Byte/word order (Endian issue)
Byte or word order problems are very common when SCADA communicates with PLCs using protocols like Modbus Organization standards (Modbus TCP/RTU) or other third-party drivers. Floating-point (REAL) values are stored in two consecutive 16-bit registers. If SCADA reads these registers in the wrong order (high word and low word swapped), the number becomes completely distorted.
For example, a real value of 45.6 in the PLC may appear as something abnormal like 3.4E+38 or a large negative number on SCADA. The PLC is perfectly fine, but the issue lies only in how the two words are combined. Different manufacturers follow different byte ordering conventions (big-endian vs little-endian). Some drivers provide options like:
- Word Swap
- Byte Swap
- Byte + Word Swap
If this setting is incorrect, only floating-point values will look wrong while integer tags may appear normal, which makes troubleshooting confusing.
Address offset errors
Address offset mistakes are simple but very common, especially in large projects with hundreds or thousands of tags. The PLC may store a value in one register, but SCADA might be configured to read the next or previous address due to an off-by-one error.
For example, if the actual process value is stored at register 40021, but SCADA reads 40020 or 40022, it will display a completely different value, sometimes another process variable or sometimes a meaningless number.

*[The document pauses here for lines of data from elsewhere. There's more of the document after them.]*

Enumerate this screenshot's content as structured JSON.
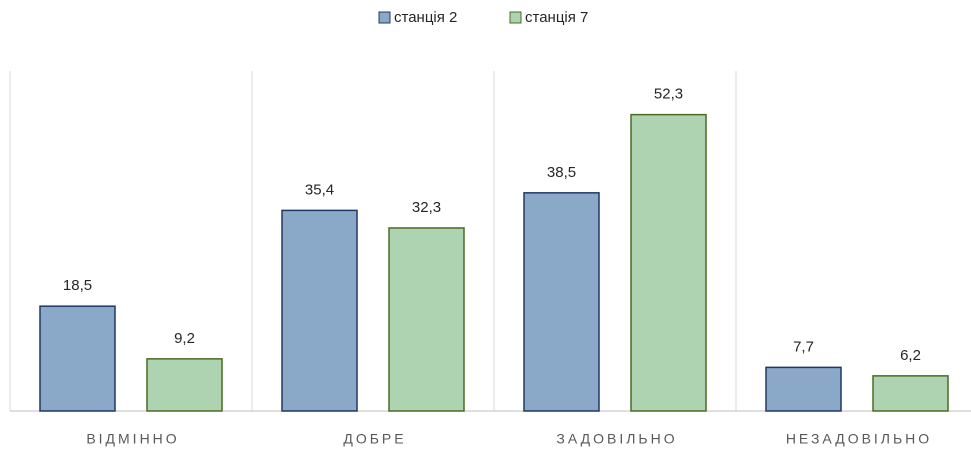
{
  "chart_data": {
    "type": "bar",
    "categories": [
      "ВІДМІННО",
      "ДОБРЕ",
      "ЗАДОВІЛЬНО",
      "НЕЗАДОВІЛЬНО"
    ],
    "series": [
      {
        "name": "станція 2",
        "color": "#8aa8c7",
        "edge_color": "#1f3864",
        "values": [
          18.5,
          35.4,
          38.5,
          7.7
        ],
        "value_labels": [
          "18,5",
          "35,4",
          "38,5",
          "7,7"
        ]
      },
      {
        "name": "станція 7",
        "color": "#aed3b0",
        "edge_color": "#4b6b22",
        "values": [
          9.2,
          32.3,
          52.3,
          6.2
        ],
        "value_labels": [
          "9,2",
          "32,3",
          "52,3",
          "6,2"
        ]
      }
    ],
    "ylim": [
      0,
      60
    ],
    "legend": "top"
  }
}
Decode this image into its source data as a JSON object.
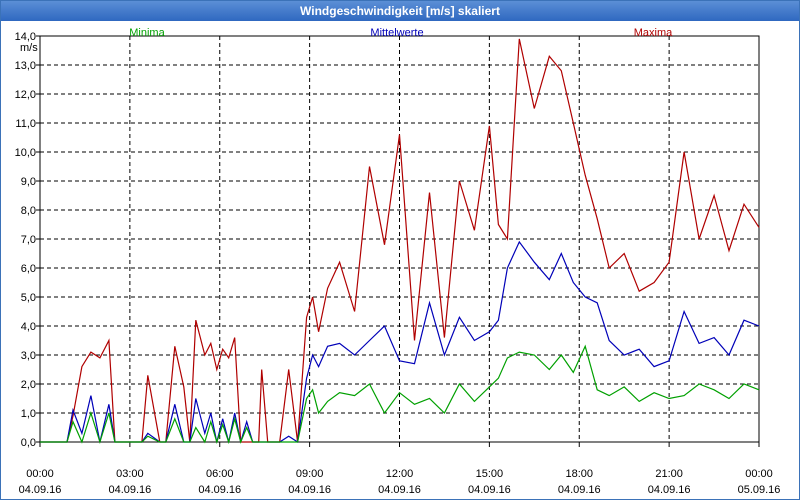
{
  "window": {
    "title": "Windgeschwindigkeit [m/s] skaliert"
  },
  "chart_data": {
    "type": "line",
    "title": "Windgeschwindigkeit [m/s] skaliert",
    "ylabel": "m/s",
    "xlabel": "",
    "ylim": [
      0,
      14
    ],
    "xlim": [
      0,
      24
    ],
    "grid": true,
    "y_ticks": [
      "0,0",
      "1,0",
      "2,0",
      "3,0",
      "4,0",
      "5,0",
      "6,0",
      "7,0",
      "8,0",
      "9,0",
      "10,0",
      "11,0",
      "12,0",
      "13,0",
      "14,0"
    ],
    "x_ticks": [
      {
        "time": "00:00",
        "date": "04.09.16"
      },
      {
        "time": "03:00",
        "date": "04.09.16"
      },
      {
        "time": "06:00",
        "date": "04.09.16"
      },
      {
        "time": "09:00",
        "date": "04.09.16"
      },
      {
        "time": "12:00",
        "date": "04.09.16"
      },
      {
        "time": "15:00",
        "date": "04.09.16"
      },
      {
        "time": "18:00",
        "date": "04.09.16"
      },
      {
        "time": "21:00",
        "date": "04.09.16"
      },
      {
        "time": "00:00",
        "date": "05.09.16"
      }
    ],
    "series": [
      {
        "name": "Minima",
        "color": "#00a000",
        "x": [
          0,
          0.9,
          1.1,
          1.4,
          1.7,
          2.0,
          2.3,
          2.5,
          3.0,
          3.4,
          3.6,
          4.0,
          4.2,
          4.5,
          4.8,
          5.0,
          5.2,
          5.5,
          5.7,
          5.9,
          6.1,
          6.3,
          6.5,
          6.7,
          6.9,
          7.1,
          7.3,
          7.4,
          7.6,
          8.0,
          8.3,
          8.6,
          8.9,
          9.1,
          9.3,
          9.6,
          10.0,
          10.5,
          11.0,
          11.5,
          12.0,
          12.5,
          13.0,
          13.5,
          14.0,
          14.5,
          15.0,
          15.3,
          15.6,
          16.0,
          16.5,
          17.0,
          17.4,
          17.8,
          18.2,
          18.6,
          19.0,
          19.5,
          20.0,
          20.5,
          21.0,
          21.5,
          22.0,
          22.5,
          23.0,
          23.5,
          24.0
        ],
        "values": [
          0.0,
          0.0,
          0.7,
          0.0,
          1.0,
          0.0,
          1.0,
          0.0,
          0.0,
          0.0,
          0.2,
          0.0,
          0.0,
          0.8,
          0.0,
          0.0,
          0.5,
          0.0,
          0.7,
          0.0,
          0.6,
          0.0,
          0.8,
          0.0,
          0.5,
          0.0,
          0.0,
          0.0,
          0.0,
          0.0,
          0.0,
          0.0,
          1.5,
          1.8,
          1.0,
          1.4,
          1.7,
          1.6,
          2.0,
          1.0,
          1.7,
          1.3,
          1.5,
          1.0,
          2.0,
          1.4,
          1.9,
          2.2,
          2.9,
          3.1,
          3.0,
          2.5,
          3.0,
          2.4,
          3.3,
          1.8,
          1.6,
          1.9,
          1.4,
          1.7,
          1.5,
          1.6,
          2.0,
          1.8,
          1.5,
          2.0,
          1.8
        ]
      },
      {
        "name": "Mittelwerte",
        "color": "#0000b8",
        "x": [
          0,
          0.9,
          1.1,
          1.4,
          1.7,
          2.0,
          2.3,
          2.5,
          3.0,
          3.4,
          3.6,
          4.0,
          4.2,
          4.5,
          4.8,
          5.0,
          5.2,
          5.5,
          5.7,
          5.9,
          6.1,
          6.3,
          6.5,
          6.7,
          6.9,
          7.1,
          7.3,
          7.4,
          7.6,
          8.0,
          8.3,
          8.6,
          8.9,
          9.1,
          9.3,
          9.6,
          10.0,
          10.5,
          11.0,
          11.5,
          12.0,
          12.5,
          13.0,
          13.5,
          14.0,
          14.5,
          15.0,
          15.3,
          15.6,
          16.0,
          16.5,
          17.0,
          17.4,
          17.8,
          18.2,
          18.6,
          19.0,
          19.5,
          20.0,
          20.5,
          21.0,
          21.5,
          22.0,
          22.5,
          23.0,
          23.5,
          24.0
        ],
        "values": [
          0.0,
          0.0,
          1.1,
          0.3,
          1.6,
          0.0,
          1.3,
          0.0,
          0.0,
          0.0,
          0.3,
          0.0,
          0.0,
          1.3,
          0.0,
          0.0,
          1.5,
          0.3,
          1.0,
          0.0,
          0.8,
          0.0,
          1.0,
          0.0,
          0.7,
          0.0,
          0.0,
          0.0,
          0.0,
          0.0,
          0.2,
          0.0,
          2.2,
          3.0,
          2.6,
          3.3,
          3.4,
          3.0,
          3.5,
          4.0,
          2.8,
          2.7,
          4.8,
          3.0,
          4.3,
          3.5,
          3.8,
          4.2,
          6.0,
          6.9,
          6.2,
          5.6,
          6.5,
          5.5,
          5.0,
          4.8,
          3.5,
          3.0,
          3.2,
          2.6,
          2.8,
          4.5,
          3.4,
          3.6,
          3.0,
          4.2,
          4.0
        ]
      },
      {
        "name": "Maxima",
        "color": "#b00000",
        "x": [
          0,
          0.9,
          1.1,
          1.4,
          1.7,
          2.0,
          2.3,
          2.5,
          3.0,
          3.4,
          3.6,
          4.0,
          4.2,
          4.5,
          4.8,
          5.0,
          5.2,
          5.5,
          5.7,
          5.9,
          6.1,
          6.3,
          6.5,
          6.7,
          6.9,
          7.1,
          7.3,
          7.4,
          7.6,
          8.0,
          8.3,
          8.6,
          8.9,
          9.1,
          9.3,
          9.6,
          10.0,
          10.5,
          11.0,
          11.5,
          12.0,
          12.5,
          13.0,
          13.5,
          14.0,
          14.5,
          15.0,
          15.3,
          15.6,
          16.0,
          16.5,
          17.0,
          17.4,
          17.8,
          18.2,
          18.6,
          19.0,
          19.5,
          20.0,
          20.5,
          21.0,
          21.5,
          22.0,
          22.5,
          23.0,
          23.5,
          24.0
        ],
        "values": [
          0.0,
          0.0,
          0.9,
          2.6,
          3.1,
          2.9,
          3.5,
          0.0,
          0.0,
          0.0,
          2.3,
          0.0,
          0.0,
          3.3,
          1.9,
          0.0,
          4.2,
          3.0,
          3.4,
          2.5,
          3.2,
          2.9,
          3.6,
          0.0,
          0.0,
          0.0,
          0.0,
          2.5,
          0.0,
          0.0,
          2.5,
          0.0,
          4.3,
          5.0,
          3.8,
          5.3,
          6.2,
          4.5,
          9.5,
          6.8,
          10.6,
          3.5,
          8.6,
          3.6,
          9.0,
          7.3,
          10.9,
          7.5,
          7.0,
          13.9,
          11.5,
          13.3,
          12.8,
          11.0,
          9.2,
          7.7,
          6.0,
          6.5,
          5.2,
          5.5,
          6.2,
          10.0,
          7.0,
          8.5,
          6.6,
          8.2,
          7.4
        ]
      }
    ]
  }
}
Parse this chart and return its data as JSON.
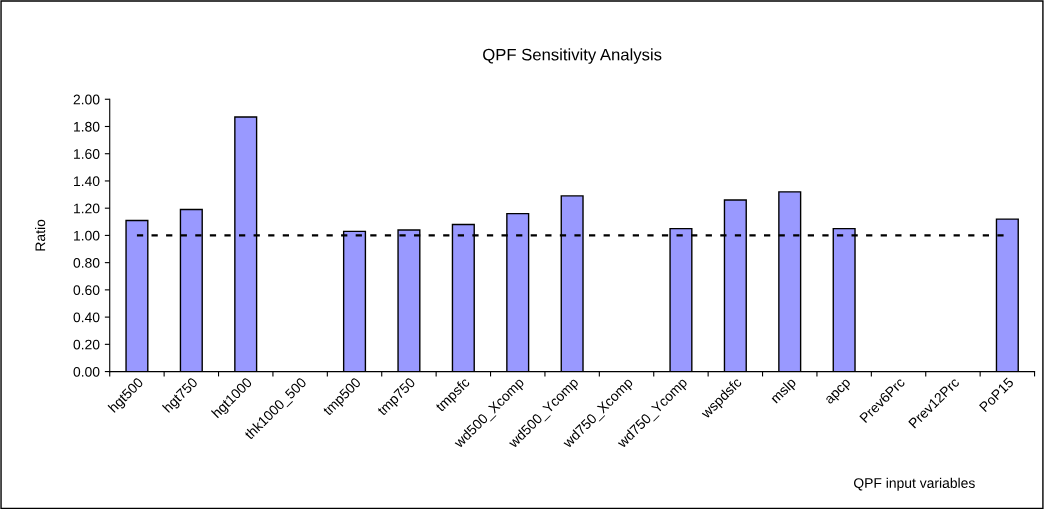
{
  "chart_data": {
    "type": "bar",
    "title": "QPF Sensitivity Analysis",
    "xlabel": "QPF input variables",
    "ylabel": "Ratio",
    "categories": [
      "hgt500",
      "hgt750",
      "hgt1000",
      "thk1000_500",
      "tmp500",
      "tmp750",
      "tmpsfc",
      "wd500_Xcomp",
      "wd500_Ycomp",
      "wd750_Xcomp",
      "wd750_Ycomp",
      "wspdsfc",
      "mslp",
      "apcp",
      "Prev6Prc",
      "Prev12Prc",
      "PoP15"
    ],
    "values": [
      1.11,
      1.19,
      1.87,
      null,
      1.03,
      1.04,
      1.08,
      1.16,
      1.29,
      null,
      1.05,
      1.26,
      1.32,
      1.05,
      null,
      null,
      1.12
    ],
    "color": "#9999ff",
    "ylim": [
      0,
      2
    ],
    "yticks": [
      {
        "value": 0,
        "label": "0.00"
      },
      {
        "value": 0.2,
        "label": "0.20"
      },
      {
        "value": 0.4,
        "label": "0.40"
      },
      {
        "value": 0.6,
        "label": "0.60"
      },
      {
        "value": 0.8,
        "label": "0.80"
      },
      {
        "value": 1.0,
        "label": "1.00"
      },
      {
        "value": 1.2,
        "label": "1.20"
      },
      {
        "value": 1.4,
        "label": "1.40"
      },
      {
        "value": 1.6,
        "label": "1.60"
      },
      {
        "value": 1.8,
        "label": "1.80"
      },
      {
        "value": 2.0,
        "label": "2.00"
      }
    ],
    "ref_lines": [
      {
        "axis": "y",
        "value": 1.0,
        "color": "#000000",
        "line_style": "dotted"
      }
    ],
    "grid": false,
    "legend": false
  }
}
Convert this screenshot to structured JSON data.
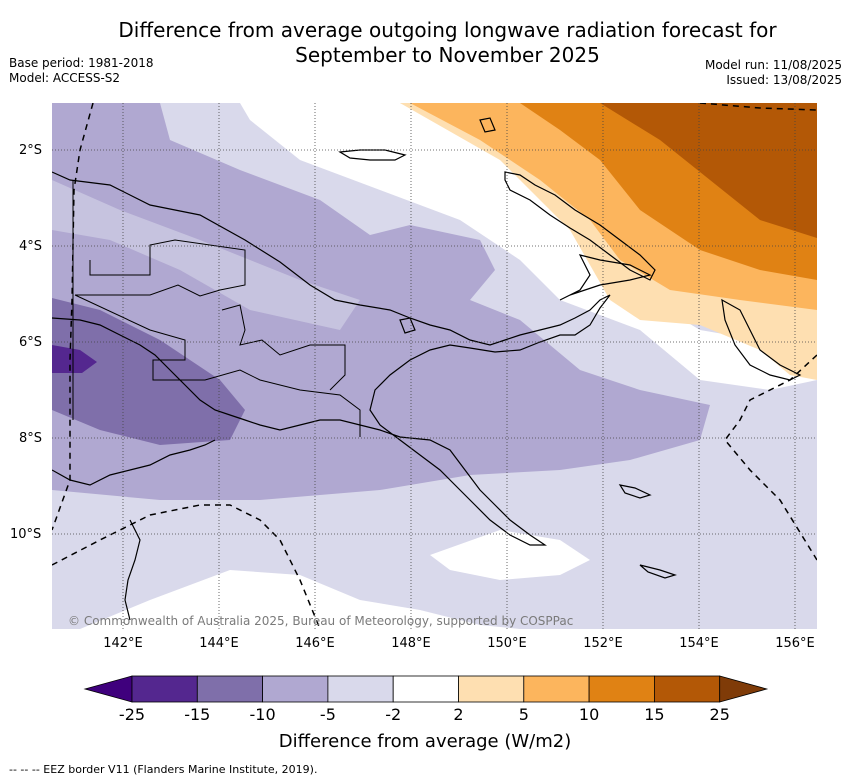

The PLC logic remains correct because it is using the proper internal tag, but SCADA is simply pointing to the wrong memory location.
This issue often occurs due to differences in addressing conventions. Some systems use zero-based addressing (starting from 0), while others use one-based addressing (starting from 1). During configuration, this small difference can shift every tag by one register.
Stale or frozen data
Sometimes SCADA shows incorrect values, not because they are wrong, but because they are not updating at all. If communication between PLC and SCADA is interrupted momentarily, the SCADA system may continue displaying the last good value without clearly indicating a problem. Meanwhile, the PLC is updating normally in real time. This creates a dangerous situation: the PLC shows 85 °C, but SCADA still displays 72 °C because that was the last successfully polled value. Operators assume the process is stable, while the actual condition has already changed.
This commonly happens due to network congestion, intermittent Ethernet faults, overloaded SCADA servers, or driver timeouts. In some systems, tag quality status (Good/Bad/Uncertain) is ignored or not configured to generate alarms, making the issue harder to detect.
In this way, we saw how SCADA shows wrong values while PLC is correct.